The Halo team is now fully assembled with an impressive spread of motoring knowhow and clout.
“Once the patents and trademarks were granted the time was right to get a proper team organised,” Jullian says. “I tried to get some motorsport people involved and had a conversation with Richard Phillips, who had been the managing director at Silverstone for the past decade, overseeing a whole new racetrack development and tripling its turnover.”
Several conversations and meetings later, Phillips is now Chairman and CEO of Halo Active Technologies, bringing with him more than 30 years of experience in the sport, leisure and high performance technology fields.
Jullian’s fellow Co-founder Jeff Meers is the company’s Chief Marketing Officer. An e-commerce and branding expert, Meers used to work with the likes of BMW cars and motorcycles.

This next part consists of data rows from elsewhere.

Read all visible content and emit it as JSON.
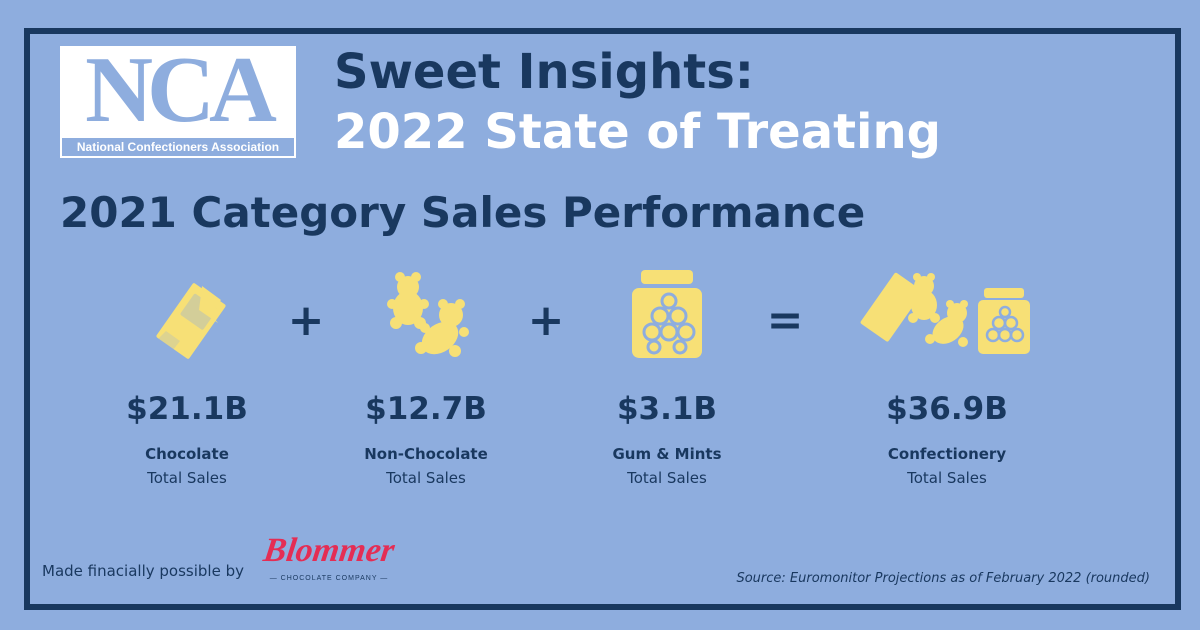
{
  "logo": {
    "letters": "NCA",
    "subtext": "National Confectioners Association"
  },
  "header": {
    "title_line_1": "Sweet Insights:",
    "title_line_2": "2022 State of Treating"
  },
  "subtitle": "2021 Category Sales Performance",
  "operators": {
    "plus_1": "+",
    "plus_2": "+",
    "equals": "="
  },
  "icons": {
    "chocolate": "chocolate-bar-icon",
    "non_chocolate": "gummy-bears-icon",
    "gum_mints": "candy-jar-icon",
    "confectionery": "combined-candy-icon"
  },
  "metrics": [
    {
      "value": "$21.1B",
      "name": "Chocolate",
      "label": "Total Sales"
    },
    {
      "value": "$12.7B",
      "name": "Non-Chocolate",
      "label": "Total Sales"
    },
    {
      "value": "$3.1B",
      "name": "Gum & Mints",
      "label": "Total Sales"
    },
    {
      "value": "$36.9B",
      "name": "Confectionery",
      "label": "Total Sales"
    }
  ],
  "sponsor": {
    "text": "Made finacially possible by",
    "brand": "Blommer",
    "tagline": "— CHOCOLATE COMPANY —"
  },
  "footer": {
    "source": "Source: Euromonitor Projections as of February 2022 (rounded)"
  },
  "colors": {
    "background": "#8eadde",
    "frame": "#19385f",
    "accent_text": "#19385f",
    "icon_fill": "#f7e076",
    "brand": "#e42d54",
    "white": "#ffffff"
  }
}
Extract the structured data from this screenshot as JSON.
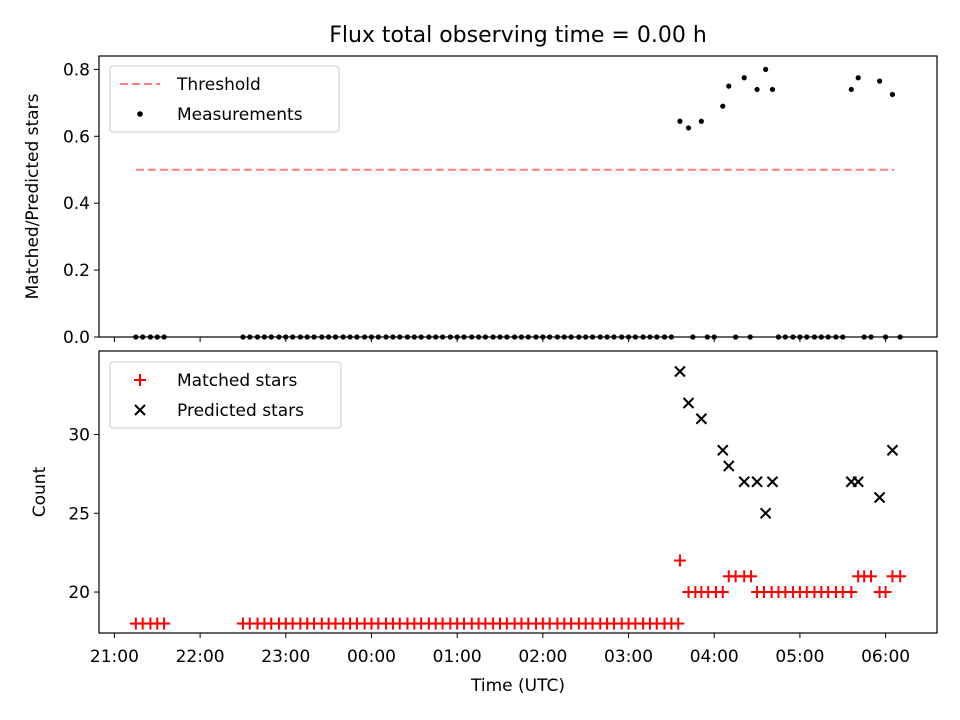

The obvious Formula One potential of the Halo Helmet will be tapped with the help of Mark Hughes, who has advised on the construction, set up and running of world famous venues including Brands Hatch and Bahrain International and Yas Marina Circuits. He joins the team as a specialist F1 advisor.
Watch this space
With expertise now in place, Jullian confidently looks ahead to the product’s launch this winter, with evolutions and new features already in the pipeline.
“The helmet is fully tooled and passed all testing,” he continues. “We are also looking at front and rear cameras to record the time before and after impact. You will be able to see what happened and how/why you fell off or had an accident. This is important because often those who suffer head injuries cannot remember accurately what happened to them.”
Such features may appear later down the line following the initial production batch and launch, which will see the Halo helmet enter the market for the very first time.
It joins a growing number of futuristic lids now available to riders, with Bluetooth and internal media devices gradually becoming more commonplace.
Some models now even boast a blind spot camera that projects footage onto a screen in the corner of the visor, granting 360-degree vision without the need to look backwards.
Will motorcycle helmets ever be the same again? One thing for sure is that Halo will help accident victims keep a cool head this winter.